Economic Or Political Refugees?
Because the arc stretching across North Africa to Yemen remains far from stable, the relatively small number of refugees seeking safe harbor in Europe is bound to grow.
Many of those who have arrived at Lampedusa thus far hail from third countries. Some are workers from places like Bangladesh who had been abandoned by their employers and are seeking any way out.
The shape of the refugee debate in Europe may turn largely on the question of whether those coming from North Africa are truly political refugees with reason to fear for their lives, or economic migrants seeking better opportunities.
Tunisians have no reason to apply for asylum, says Patrick Weil, a senior research fellow at the Sorbonne.
“People belonging to the former regime are still in power,” he says. “I don’t see anyone risking their lives for ideas.”
Libyan Refugees: Testing The West
But things may be different when it comes to those fleeing Libya, Weil says.

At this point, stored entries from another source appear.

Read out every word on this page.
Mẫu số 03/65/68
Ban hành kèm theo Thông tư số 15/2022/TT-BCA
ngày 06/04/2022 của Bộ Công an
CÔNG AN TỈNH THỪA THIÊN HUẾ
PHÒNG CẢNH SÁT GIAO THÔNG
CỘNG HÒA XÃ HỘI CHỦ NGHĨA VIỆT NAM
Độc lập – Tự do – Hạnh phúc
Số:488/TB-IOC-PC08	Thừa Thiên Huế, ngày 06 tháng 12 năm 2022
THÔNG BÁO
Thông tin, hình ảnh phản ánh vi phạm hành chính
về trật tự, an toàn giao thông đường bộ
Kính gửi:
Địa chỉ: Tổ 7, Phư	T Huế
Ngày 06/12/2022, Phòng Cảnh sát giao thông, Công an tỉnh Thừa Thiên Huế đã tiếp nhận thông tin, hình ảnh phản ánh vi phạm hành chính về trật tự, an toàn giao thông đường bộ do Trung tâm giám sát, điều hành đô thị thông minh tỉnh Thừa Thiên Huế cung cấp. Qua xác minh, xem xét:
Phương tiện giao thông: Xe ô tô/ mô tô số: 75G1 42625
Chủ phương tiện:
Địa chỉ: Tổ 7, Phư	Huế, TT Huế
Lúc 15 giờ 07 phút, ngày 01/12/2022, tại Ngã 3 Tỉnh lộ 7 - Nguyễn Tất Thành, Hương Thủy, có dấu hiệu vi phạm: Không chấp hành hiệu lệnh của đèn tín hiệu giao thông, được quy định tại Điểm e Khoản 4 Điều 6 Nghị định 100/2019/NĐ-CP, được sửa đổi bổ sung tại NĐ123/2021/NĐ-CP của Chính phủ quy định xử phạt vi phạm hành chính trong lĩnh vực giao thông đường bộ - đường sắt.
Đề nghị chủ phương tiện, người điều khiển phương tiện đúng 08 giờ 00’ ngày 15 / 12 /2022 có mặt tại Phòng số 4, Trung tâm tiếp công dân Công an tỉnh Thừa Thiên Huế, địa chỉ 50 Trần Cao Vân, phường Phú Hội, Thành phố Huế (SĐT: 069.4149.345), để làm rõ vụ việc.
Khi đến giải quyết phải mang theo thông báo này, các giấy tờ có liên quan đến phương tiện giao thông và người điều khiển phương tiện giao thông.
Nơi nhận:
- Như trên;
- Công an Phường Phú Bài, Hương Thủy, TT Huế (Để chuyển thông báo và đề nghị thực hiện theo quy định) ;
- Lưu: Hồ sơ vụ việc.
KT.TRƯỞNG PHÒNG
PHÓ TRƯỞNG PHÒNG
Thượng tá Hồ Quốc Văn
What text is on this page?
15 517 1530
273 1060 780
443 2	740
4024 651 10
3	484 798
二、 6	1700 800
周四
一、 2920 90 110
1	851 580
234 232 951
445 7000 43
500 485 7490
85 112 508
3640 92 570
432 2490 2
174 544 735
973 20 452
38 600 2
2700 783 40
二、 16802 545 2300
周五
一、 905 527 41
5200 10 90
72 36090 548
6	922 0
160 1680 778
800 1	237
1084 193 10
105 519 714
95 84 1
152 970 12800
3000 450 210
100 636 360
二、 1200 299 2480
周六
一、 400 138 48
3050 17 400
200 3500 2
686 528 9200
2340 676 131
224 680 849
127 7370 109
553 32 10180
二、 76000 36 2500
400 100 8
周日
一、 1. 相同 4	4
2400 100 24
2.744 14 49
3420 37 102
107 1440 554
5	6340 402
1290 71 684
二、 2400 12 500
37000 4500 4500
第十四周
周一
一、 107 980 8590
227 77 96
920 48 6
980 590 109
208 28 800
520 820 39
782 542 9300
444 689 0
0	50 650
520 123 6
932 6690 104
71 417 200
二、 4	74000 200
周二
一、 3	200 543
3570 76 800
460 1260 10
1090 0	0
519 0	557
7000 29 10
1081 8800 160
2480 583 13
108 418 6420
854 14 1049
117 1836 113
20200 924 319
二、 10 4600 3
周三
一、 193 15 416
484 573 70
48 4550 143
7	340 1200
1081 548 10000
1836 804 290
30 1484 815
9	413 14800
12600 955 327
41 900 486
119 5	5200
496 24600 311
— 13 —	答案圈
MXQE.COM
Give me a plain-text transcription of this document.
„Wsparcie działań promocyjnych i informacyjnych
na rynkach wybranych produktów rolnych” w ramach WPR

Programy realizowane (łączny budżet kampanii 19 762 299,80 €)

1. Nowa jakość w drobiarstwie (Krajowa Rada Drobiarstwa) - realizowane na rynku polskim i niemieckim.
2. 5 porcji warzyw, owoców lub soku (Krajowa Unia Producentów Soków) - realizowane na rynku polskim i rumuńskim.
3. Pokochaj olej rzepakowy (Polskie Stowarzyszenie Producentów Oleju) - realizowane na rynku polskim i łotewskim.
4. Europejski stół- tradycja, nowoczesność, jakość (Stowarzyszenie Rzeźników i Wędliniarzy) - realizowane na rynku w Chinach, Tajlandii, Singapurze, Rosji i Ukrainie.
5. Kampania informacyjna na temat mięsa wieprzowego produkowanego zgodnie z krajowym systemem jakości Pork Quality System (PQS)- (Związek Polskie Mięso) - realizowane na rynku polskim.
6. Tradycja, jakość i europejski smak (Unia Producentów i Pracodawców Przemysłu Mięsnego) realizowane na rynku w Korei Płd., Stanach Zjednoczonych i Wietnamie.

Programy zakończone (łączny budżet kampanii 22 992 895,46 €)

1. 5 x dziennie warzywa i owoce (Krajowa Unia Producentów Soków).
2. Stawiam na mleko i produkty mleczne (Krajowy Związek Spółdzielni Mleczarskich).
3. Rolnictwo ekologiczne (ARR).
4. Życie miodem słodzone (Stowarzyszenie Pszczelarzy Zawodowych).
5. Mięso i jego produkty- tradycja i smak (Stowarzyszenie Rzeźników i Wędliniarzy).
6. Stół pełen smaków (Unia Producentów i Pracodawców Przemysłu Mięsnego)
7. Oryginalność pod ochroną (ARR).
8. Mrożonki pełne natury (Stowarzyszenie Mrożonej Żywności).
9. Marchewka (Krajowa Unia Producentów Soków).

If Moammar Gadhafi remains in power, many Libyan refugees will be at risk of execution if they are sent back, and so they will be granted asylum, he predicts.
“As long as it’s a humanitarian situation, European populations will be accepting,” says Elizabeth Collett, European policy fellow with the Migration Policy Institute, a think tank. “If they think it’s economic immigrants taking advantage of the situation, that would be different.”
Political refugees coming from North Africa will present a different profile from that of traditional Muslim immigrants to Europe, says Irene Bloemraad, a sociologist at the University of California, Berkeley.
According to a World Bank report, 46.9 percent of immigrants from North Africa and the Middle East in Europe are considered to have “low skills.”
These new political refugees are more likely to be professional or members of the middle class, Bloemraad says. They also have risked their lives for a widely hailed cause, which will put to the test “the knee-jerk anti-Muslim reactions that you’ve seen over the last 10 years,” she adds.
“The people in Libya are embracing what the West sees as their values — democracy and lack of repression,” she says. “Making the Muslim ‘alien’ is going to be much more difficult.”